Wiswesser Line Notation (wln)#

A chemical line notation developed by Wiswesser

WLN was invented in 1949, by William J. Wiswesser, as one of the first attempts to codify chemical structure as a line notation, enabling collation on punched cards using automatic tabulating machines and early electronic computers. WLN was a forerunner to the SMILES notation used in modern cheminformatics systems, which attempted to simplify the complex rules used in WLN encoding (at the expense of brevity) to come up with an algorithmic system more suitable for implementation on computers, where historically WLN was typically encoded by hand by trained registrars.

WLN encoding makes use of uppercase letters, digits, spaces and punctuation:

  • E Bromine atom

  • F Fluorine atom

  • G Chlorine atom

  • H Hydrogen atom

  • I Iodine atom

  • Q Hydroxyl group, -OH

  • R Benzene ring

  • S Sulfur atom

  • U Double bond

  • UU Triple bond

  • V Carbonyl, -C(=O)-

  • C Unbranched carbon multiply bonded to non-carbon atom

  • K Nitrogen atom bonded to more than three other atoms

  • L First symbol of a carbocyclic ring notation

  • M Imino or imido -NH-group

  • N Nitrogen atom, hydrogen free, bonded to fewer than 4 atoms

  • O Oxygen atom, hydrogen-free

  • T First symbol of a heterocyclic ring notation

  • W Non-linear dioxo group, as in -NO2 or -SO2-

  • X Carbon attached to four atoms other than hydrogen

  • Y Carbon attached to three atoms other then hydrogen

  • Z Amino and amido NH2 group

  • <digit> Digits ‘1’ to ‘9’ denote unbranched alkyl chains

  • & Sidechain terminator or, after a space, a component separator

For a more complete description of the grammar see Smith’s book [1], which more accurately reflects the WLN commonly encountered than Wiswesser’s book [2]. Additional WLN dialects include inorganic salts, and methyl contractions.

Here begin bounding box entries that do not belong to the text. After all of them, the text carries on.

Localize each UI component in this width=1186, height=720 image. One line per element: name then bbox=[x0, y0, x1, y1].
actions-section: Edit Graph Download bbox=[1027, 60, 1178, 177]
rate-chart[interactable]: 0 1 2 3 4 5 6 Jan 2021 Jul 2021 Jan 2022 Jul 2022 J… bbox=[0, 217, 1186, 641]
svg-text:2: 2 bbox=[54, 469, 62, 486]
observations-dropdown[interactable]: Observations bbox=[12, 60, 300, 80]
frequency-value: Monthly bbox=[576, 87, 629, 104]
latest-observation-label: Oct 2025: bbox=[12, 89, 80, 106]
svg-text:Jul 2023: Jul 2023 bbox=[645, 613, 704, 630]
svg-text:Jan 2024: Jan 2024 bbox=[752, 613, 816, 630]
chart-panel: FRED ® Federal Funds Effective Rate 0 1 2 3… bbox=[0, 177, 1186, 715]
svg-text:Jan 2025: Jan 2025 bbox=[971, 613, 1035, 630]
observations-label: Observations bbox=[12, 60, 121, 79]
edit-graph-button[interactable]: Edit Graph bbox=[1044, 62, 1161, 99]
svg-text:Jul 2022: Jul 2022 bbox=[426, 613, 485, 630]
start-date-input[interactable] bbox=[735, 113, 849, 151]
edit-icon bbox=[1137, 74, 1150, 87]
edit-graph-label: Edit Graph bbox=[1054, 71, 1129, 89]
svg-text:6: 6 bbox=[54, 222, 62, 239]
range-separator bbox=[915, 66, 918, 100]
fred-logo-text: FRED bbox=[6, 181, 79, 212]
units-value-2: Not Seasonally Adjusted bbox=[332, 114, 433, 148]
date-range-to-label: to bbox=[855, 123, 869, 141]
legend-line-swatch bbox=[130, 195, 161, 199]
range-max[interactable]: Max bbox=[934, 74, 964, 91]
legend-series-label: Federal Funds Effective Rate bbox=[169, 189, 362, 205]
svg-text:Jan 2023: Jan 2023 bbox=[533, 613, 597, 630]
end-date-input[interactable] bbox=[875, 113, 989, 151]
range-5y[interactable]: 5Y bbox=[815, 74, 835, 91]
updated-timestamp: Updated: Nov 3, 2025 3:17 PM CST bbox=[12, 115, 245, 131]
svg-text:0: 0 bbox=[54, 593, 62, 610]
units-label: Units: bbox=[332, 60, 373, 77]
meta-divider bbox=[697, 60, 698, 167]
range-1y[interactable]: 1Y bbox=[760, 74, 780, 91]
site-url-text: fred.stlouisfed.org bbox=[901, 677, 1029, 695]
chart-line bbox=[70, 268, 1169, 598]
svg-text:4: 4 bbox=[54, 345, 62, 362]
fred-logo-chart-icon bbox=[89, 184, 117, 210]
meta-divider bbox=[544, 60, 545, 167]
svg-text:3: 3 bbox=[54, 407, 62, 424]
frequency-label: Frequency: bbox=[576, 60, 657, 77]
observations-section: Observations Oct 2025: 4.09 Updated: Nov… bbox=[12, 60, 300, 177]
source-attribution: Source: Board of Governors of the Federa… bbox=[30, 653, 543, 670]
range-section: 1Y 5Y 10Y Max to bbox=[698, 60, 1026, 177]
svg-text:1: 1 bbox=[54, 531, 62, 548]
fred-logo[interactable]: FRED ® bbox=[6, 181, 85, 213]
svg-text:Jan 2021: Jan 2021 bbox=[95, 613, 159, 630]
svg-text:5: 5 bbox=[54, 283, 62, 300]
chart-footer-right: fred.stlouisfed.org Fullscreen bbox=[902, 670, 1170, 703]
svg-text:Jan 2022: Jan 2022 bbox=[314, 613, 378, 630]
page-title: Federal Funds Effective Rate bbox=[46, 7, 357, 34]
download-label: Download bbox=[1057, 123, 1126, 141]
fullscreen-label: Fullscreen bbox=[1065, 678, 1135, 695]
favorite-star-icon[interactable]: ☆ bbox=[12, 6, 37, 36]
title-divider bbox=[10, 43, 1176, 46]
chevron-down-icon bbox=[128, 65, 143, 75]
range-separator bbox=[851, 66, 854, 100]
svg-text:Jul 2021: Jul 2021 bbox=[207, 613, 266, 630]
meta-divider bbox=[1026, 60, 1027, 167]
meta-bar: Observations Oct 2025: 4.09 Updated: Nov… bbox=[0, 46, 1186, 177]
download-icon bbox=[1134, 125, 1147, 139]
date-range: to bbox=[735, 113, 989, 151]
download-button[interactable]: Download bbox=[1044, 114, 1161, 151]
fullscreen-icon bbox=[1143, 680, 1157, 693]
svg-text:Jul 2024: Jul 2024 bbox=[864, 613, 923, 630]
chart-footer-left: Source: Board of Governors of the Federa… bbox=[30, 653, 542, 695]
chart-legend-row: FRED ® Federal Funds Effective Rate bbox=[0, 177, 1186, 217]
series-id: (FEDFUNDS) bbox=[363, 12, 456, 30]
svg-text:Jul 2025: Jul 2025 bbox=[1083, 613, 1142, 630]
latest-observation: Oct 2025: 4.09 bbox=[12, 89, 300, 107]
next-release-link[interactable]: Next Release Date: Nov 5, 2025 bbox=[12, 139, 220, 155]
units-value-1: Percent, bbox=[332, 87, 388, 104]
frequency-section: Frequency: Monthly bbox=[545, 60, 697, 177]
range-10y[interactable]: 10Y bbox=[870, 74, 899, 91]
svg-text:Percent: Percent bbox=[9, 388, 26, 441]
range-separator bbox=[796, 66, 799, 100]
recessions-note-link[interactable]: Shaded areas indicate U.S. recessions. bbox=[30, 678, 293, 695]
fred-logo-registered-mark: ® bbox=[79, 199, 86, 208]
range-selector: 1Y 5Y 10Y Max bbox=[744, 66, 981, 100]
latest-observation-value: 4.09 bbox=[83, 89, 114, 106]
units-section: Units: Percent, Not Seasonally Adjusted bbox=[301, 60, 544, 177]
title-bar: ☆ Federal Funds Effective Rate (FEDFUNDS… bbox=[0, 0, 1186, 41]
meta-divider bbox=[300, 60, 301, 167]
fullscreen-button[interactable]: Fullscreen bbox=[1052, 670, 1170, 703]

Here are some examples of WLN strings along with a corresponding SMILES string:

  • WN3 [O-][N+](=O)CCC

  • G1UU1G ClC#CCl

  • VH3 O=CCCC

  • NCCN N#CC#N

  • ZYZUM NC(=N)N

  • QY CC(C)O

  • OV1 &-NA- CC(=O)[O-].[Na+]

  • RM1R c1ccccc1NCc2ccccc2

  • T56 BMJ B D - DT6N CNJ BMR BO1 DN1 & 2N1 & 1 EMV1U1 (osimertinib) Cn1cc(c2c1cccc2)c3ccnc(n3)Nc4cc(c(cc4OC)N(C)CCN(C)C)NC(=O)C=C

This reader was contributed by Roger Sayle (NextMove Software). The text of this description was taken from his Bio-IT World poster [3]. Note that not all of WLN is currently supported; however, about 76% of the WLN strings found in PubChem can be interpreted.

  1. Elbert G. Smith, “The Wiswesser Line-Formula Chemical Notation”, McGraw-Hill Book Company publishers, 1968.

  2. William J. Wiswesser, “A Line-Formula Chemical Notation”, Thomas Crowell Company publishers, 1954.

  3. Roger Sayle, Noel O’Boyle, Greg Landrum, Roman Affentranger. “Open sourcing a Wiswesser Line Notation (WLN) parser to facilitate electronic lab notebook (ELN) record transfer using the Pistoia Alliance’s UDM (Unified Data Model) standard.” BioIT World. Apr 2019. https://www.nextmovesoftware.com/posters/Sayle_WisswesserLineNotation_BioIT_201904.pdf

Note

This is a read-only format.